Stephen Alter's Top-10 All-Time Favourite Reads

Conservationist and founding director of the Mussoorie Mountain Festival, Stephen Alter is the author of more than 20 non-fiction, fiction and children’s titles. His latest novel, Birdwatching, is a tale of intrigue and mystery set against the 1962 Sino-Indian war.

Team RD Updated: Nov 30, 2022 16:13:32 IST
2022-11-30T15:50:26+05:30
2022-11-30T16:13:32+05:30
Stephen Alter's Top-10 All-Time Favourite Reads Photo: Jonathan Page

Reef By Romesh Gunesekera, Penguin

A novel I’ve reread three or four times. This book always surprises me with its magical, hypnotic evocation of Sri Lanka—an island paradise on the brink of chaos and civil war.

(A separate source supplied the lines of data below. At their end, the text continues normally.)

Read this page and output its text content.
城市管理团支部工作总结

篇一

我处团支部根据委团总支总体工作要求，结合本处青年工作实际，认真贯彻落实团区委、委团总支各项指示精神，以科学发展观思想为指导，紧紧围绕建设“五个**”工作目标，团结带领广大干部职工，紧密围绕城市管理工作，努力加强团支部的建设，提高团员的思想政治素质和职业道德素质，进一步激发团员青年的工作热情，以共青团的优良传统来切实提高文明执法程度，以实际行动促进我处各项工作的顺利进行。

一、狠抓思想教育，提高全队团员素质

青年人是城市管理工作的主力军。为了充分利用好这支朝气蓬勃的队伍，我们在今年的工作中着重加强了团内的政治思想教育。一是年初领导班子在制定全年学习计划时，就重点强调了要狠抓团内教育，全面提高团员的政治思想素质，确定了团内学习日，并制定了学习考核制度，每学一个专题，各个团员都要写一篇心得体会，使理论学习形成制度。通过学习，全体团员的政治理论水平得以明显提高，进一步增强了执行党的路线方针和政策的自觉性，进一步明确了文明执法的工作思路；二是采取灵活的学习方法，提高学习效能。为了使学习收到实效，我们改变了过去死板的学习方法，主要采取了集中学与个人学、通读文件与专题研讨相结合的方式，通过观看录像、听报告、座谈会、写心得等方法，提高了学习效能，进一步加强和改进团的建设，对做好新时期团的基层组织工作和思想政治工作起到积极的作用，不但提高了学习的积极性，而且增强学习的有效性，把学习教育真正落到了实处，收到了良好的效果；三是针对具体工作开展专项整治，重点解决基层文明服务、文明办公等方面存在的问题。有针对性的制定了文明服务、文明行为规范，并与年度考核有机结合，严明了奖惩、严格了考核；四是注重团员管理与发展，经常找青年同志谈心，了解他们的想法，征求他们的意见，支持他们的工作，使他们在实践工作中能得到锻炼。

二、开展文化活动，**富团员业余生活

The characters are unforgettable, yet each time I meet them, they fascinate me with their fresh stories and unique voices, full of poignancy and nostalgia.

Into The Silence: The Great War, Mallory And The Conquest Of Everest By Wade Davis, Random House 

A brilliant history of mountaineering that convincingly shows how the horrors of WWI drove British climbers to attempt the summit of Mt. Everest in the 1920s, searching for solace and redemption. Mallory and Irvine’s disappearance lies at its heart but there are also many fascinating facts and personalities. It’s one of those big books that ends too soon.

The Great Gatsby By F. Scott Fitzgerald, Penguin 

An all-American novel about love, money and class. I’ve taught this book in creative writing courses, and it never seems to grow old. Several attempts have been made to turn it into a film but none can match the book itself. Even Leonardo Di Caprio doesn’t quite succeed in embodying the larger-than-life personality of Jay Gatsby, whose obsessions and secrets make him an icon of the American Dream—an ultimately self-destructive Trumpian nightmare.

Kafka On The Shore By Haruki Murakami (translated By Philip Gabriel), Random House

As with all of Murakami’s books, this novel is impossible to summarize. The story is of a teen runaway, Kafka Tamura, whose wanderings take him into a hallucinatory world of talking cats, imaginary libraries and impossible love and longing. Murakami is the only writer who can turn Johnnie Walker and Colonel Sanders into convincing fictional characters.

The Solace Of Open Spaces By Gretel Ehrlich, Daunt Books

This memoir begins with tragedy and an escape from New York into the wild, seemingly vacant lands of Wyoming. It is an intensely personal book but also a moving and provocative treatise on our relationship to the earth and natural history. Ehrlich’s prose verges on poetry and her fierce devotion to protecting, appreciating and preserving different forms of life is inspiring.

Mountains Of The Mind: Adventures In Reaching The Summit By Robert Macfarlane, Vintage 

Nobody writing today can match Macfarlane’s perceptive vision of wild places and remote landscapes. Anyone with a fascination for mountains will find new insights and revelations in this book, which takes us to high places and casts new light on ancient summits, ridgelines and glaciers. He describes a vertiginous sense of fear and beauty that ignites sublime epiphanies of rock and ice.

The Valley Of Flowers: An Adventure In The Upper Himalaya By Frank S. Smythe, Speaking Tiger

Of all the great climbers and mountain writers of the 20th century, Frank Smythe was the most lyrical and provocative observer of Himalayan landscapes. In this story of his exploration of the Bhyunder Valley in Garhwal, he combines mountaineering and plant hunting with philosophical ramblings over vertical terrain.

Clear Light Of Day By Anita Desai, Penguin 

A modern literary miniature set in Delhi, this is a story about family relationships but also individual aspirations, jealousy and loss. Using subtle but musical language, Desai allows us to enter the private world of her characters, which is both suffocating, yet strangely uplifting in its intimacy, sorrow and expectations of escape.

My Antonia By Willa Cather, Everyman’s Library 

Another novel I reread once every few years. This is the story of a young man’s friendship with a ‘Bohemian’ girl who emigrates with her family to the American West. Full of atmosphere, sadness and human hope, Cather’s writing is simple yet rhythmic and passionate, her words painting visual imagery that brings the prairies alive.

The Nutmeg's Curse: Parables For A Planet In Crisis By Amitav Ghosh, Allen Lane 

Part history, part ecological meditation, Ghosh’s book revisits many of the themes he has explored before, from colonialism to climate change. The story of nutmeg as a botanical species, a commodity and a spice, is transformed into a compelling allegory of how the natural world is exploited for human gain and greed.